Rally for a Koch-free WGBH

Posted by Brad Johnson Wed, 01 Oct 2014 19:00:00 GMT

One year ago, more than fifty Bostonians (and Elmo) presented the WGBH board with 50,000 signatures demanding the removal of David Koch as a trustee. One year later, despite an ever-louder chorus of voices demanding Koch’s removal, he remains on the board. So we’ll be returning this year, stronger than ever. We’ll rally outside the WGBH building and present the WGBH board with 400,000 signatures demanding Koch’s removal.

RSVP

3:00pm – 4:00pm ET: Listen to music, speakers, hold signs and engage in fun chants.

4:00 pm: Attend the public portion of the WGBH board meeting with Koch-Free WGBH t-shirts (will be supplied by us, if you don’t have one already).

WGBH’s offices at One Guest Street, Boston (accessible by the 86 and 64 MBTA bus lines)

PBS Pulls Ads From Harper's to Punish Story on Koch's Ties to WGBH

Posted by Brad Johnson Fri, 26 Sep 2014 19:59:00 GMT

HarpersAccording to the New York Post, the Public Broadcasting Service has suspended advertising in Harper’s Magazine after the journal published a story critical of David Koch’s relationship to public television. The billionaire carbon financier and Tea Party funder is on the board of Boston’s PBS flagship station WGBH, and until a recent New Yorker exposé served on the board of New York City’s WNET. Koch is also on the board overseeing WGBH’s science program Nova.

The Harper’s story, by journalist Eugenia Williamson, detailed the campaign by climate advocacy group Forecast the Facts to get WGBH to drop Koch (including a profile of the protest and petition delivery I led at WGBH’s board meeting last November). Williamson was critical of Koch’s potential influence over the public television station.

The Post reports:
In the past, Harper’s teamed up with PBS to sponsor a kickoff event timed to Ken Burns award-winning World War II documentary.

While there was an ad for the latest Burns saga “The Roosevelts: An Intimate History,” PBS has pulled ads from the November and December issues. The ads were supposed to hype the box set CD editions of the documentary.

“I have to say I am shocked,” John “Rick” MacArthur, the president and publisher of Harper’s, told Post media reporter Keith J. Kelly. “You’d think PBS would be above that kind of tit-for-tat mentality.”

“PBS has lost its moral compass,” wrote Forecast the Facts campaign manager Emily Southard in a press release. “Instead of punishing its critics, PBS should pull itself away from the influence of David Koch and others who work to misinform Americans about climate change.”

PBS earlier released a page of talking points which claimed the Harper’s piece was “filled with many basic errors,” but did not name any.

The political organizations founded and run by the Koch brothers — particularly the Cato Institute and Americans for Prosperity — are committed against public funding for the arts, including public television.

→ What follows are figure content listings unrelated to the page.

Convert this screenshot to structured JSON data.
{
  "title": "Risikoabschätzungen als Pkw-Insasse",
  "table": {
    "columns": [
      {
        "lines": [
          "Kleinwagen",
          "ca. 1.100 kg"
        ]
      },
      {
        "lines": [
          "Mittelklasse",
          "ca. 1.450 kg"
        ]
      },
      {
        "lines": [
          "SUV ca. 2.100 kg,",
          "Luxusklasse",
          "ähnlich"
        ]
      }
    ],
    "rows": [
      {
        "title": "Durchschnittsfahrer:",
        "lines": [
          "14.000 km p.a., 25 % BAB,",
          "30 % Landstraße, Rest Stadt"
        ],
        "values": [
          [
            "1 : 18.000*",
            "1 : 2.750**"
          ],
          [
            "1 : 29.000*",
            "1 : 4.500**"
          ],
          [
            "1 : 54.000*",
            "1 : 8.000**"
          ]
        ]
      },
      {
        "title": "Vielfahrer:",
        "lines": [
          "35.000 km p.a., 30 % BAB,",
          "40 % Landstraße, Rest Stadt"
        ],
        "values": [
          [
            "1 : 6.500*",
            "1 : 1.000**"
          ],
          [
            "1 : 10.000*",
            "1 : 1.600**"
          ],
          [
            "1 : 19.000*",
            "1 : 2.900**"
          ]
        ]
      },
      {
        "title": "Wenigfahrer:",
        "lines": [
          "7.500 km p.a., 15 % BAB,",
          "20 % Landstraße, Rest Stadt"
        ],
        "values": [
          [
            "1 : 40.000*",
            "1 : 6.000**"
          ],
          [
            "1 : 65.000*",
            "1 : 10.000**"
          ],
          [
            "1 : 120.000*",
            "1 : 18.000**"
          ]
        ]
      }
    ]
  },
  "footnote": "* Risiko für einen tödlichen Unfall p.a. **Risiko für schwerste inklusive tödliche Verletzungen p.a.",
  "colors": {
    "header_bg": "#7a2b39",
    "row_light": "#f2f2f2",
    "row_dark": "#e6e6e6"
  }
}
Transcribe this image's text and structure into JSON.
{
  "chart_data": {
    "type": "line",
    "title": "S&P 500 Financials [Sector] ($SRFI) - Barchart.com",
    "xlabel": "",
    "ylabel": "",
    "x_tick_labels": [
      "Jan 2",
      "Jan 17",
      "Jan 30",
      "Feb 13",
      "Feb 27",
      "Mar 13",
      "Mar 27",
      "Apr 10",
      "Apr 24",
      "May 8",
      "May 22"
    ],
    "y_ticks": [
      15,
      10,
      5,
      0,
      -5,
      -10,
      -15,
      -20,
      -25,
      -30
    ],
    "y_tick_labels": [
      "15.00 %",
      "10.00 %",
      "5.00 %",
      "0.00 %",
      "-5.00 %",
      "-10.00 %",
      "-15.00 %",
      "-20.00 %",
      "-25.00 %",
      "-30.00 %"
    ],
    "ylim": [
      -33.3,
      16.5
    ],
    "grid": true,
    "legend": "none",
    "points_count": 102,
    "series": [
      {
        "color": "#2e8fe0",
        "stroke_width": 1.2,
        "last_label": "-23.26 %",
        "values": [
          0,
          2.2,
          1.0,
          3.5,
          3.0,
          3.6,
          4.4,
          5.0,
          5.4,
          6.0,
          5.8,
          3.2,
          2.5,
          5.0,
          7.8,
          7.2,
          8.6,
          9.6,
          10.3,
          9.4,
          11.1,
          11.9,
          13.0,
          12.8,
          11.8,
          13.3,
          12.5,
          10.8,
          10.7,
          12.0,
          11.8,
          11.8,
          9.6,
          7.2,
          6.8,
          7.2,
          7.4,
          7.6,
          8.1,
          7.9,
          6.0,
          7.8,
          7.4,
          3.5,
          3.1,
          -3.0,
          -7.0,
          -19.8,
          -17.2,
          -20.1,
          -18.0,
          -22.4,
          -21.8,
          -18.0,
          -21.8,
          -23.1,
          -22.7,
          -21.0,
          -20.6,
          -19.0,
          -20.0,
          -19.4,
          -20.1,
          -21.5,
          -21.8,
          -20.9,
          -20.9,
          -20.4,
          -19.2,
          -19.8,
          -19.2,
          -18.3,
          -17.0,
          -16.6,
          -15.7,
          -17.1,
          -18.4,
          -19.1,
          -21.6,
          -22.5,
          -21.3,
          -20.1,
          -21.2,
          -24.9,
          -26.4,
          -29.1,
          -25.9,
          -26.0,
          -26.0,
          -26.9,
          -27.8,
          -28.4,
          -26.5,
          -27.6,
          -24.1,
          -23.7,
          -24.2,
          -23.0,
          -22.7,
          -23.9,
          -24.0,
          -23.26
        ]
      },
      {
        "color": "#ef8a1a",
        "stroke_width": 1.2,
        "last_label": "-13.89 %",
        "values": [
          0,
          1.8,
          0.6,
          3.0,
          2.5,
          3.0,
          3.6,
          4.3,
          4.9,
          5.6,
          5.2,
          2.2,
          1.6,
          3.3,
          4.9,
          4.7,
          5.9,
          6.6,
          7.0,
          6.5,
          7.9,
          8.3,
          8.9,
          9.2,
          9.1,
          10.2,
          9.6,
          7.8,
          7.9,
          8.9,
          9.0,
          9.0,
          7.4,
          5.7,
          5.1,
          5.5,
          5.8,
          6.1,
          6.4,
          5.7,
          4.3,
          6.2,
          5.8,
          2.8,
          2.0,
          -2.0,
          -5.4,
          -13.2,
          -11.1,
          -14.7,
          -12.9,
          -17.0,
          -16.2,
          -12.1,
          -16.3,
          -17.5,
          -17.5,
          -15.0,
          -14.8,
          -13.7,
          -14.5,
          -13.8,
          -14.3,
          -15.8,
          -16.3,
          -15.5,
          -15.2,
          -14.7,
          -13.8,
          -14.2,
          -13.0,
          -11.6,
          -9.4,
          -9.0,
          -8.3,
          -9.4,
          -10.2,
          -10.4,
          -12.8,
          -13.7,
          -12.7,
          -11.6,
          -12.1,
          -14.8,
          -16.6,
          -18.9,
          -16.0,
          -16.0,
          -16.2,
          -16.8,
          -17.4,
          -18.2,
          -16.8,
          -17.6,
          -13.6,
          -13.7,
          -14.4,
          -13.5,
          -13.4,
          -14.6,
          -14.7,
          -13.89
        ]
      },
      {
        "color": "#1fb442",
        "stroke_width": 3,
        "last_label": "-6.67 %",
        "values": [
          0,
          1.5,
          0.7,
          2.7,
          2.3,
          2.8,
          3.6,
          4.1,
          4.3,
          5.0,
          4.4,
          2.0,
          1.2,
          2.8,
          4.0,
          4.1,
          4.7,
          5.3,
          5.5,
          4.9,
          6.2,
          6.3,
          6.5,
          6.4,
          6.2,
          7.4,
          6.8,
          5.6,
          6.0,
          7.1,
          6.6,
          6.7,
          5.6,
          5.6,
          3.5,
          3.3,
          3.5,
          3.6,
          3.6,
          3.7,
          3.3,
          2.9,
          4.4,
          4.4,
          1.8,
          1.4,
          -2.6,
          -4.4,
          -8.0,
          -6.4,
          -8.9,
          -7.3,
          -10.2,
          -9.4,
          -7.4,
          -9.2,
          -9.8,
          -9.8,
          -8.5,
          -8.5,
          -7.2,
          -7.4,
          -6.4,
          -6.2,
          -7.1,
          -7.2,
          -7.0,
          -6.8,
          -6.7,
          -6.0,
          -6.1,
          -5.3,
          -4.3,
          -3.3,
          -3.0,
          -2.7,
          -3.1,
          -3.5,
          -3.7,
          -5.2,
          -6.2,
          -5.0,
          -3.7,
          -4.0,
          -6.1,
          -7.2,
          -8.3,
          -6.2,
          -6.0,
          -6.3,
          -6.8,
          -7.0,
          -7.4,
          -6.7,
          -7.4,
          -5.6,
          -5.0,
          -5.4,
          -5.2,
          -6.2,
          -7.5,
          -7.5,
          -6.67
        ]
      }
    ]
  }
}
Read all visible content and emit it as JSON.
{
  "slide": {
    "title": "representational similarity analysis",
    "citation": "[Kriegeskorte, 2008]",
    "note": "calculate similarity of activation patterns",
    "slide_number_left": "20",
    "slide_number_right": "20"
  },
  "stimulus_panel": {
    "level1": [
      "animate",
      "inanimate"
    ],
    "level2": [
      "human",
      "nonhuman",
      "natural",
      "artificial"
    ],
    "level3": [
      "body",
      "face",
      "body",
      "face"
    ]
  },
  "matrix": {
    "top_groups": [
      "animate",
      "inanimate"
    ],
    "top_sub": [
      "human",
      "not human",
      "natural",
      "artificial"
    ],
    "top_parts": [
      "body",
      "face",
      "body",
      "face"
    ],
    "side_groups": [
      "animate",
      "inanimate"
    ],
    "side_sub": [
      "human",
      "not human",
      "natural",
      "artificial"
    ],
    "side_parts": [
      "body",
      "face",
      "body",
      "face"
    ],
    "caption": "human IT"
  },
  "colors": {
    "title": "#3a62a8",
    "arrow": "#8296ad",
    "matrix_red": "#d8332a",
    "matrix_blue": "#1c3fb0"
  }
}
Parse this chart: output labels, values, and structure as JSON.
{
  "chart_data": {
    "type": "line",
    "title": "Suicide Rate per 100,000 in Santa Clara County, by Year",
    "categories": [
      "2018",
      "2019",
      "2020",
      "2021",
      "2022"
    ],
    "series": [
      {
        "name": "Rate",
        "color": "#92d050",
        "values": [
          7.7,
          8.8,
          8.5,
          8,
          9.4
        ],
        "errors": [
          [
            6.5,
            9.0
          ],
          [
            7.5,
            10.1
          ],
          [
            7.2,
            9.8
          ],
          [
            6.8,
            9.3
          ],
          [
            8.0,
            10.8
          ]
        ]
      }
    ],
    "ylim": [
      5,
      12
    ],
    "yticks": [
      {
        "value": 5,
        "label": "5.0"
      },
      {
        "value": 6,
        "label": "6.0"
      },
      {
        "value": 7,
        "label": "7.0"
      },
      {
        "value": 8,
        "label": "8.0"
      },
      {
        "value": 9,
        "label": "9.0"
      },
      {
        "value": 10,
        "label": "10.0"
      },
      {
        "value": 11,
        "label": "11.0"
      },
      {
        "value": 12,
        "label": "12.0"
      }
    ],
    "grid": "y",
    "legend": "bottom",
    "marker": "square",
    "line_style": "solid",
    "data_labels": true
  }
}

Their advocacy over the past thirty years has successfully decimated federal and local support for public television. Through these organizations, Koch supports the miseducation of the public, including children, on the existential threat of climate change. Koch Industries is one of the nation’s largest and most toxic polluters, and Koch works to prevent government efforts to protect the public from that pollution.

WGBH is providing David Koch not only a tax write-off but also social legitimacy, despite his being one of their greatest enemies.

Activists with Forecast the Facts and the Better Future Project will be protesting again in Boston and delivering a 400,000-signature petition at WGBH’s upcoming board meeting on Wednesday, October 1.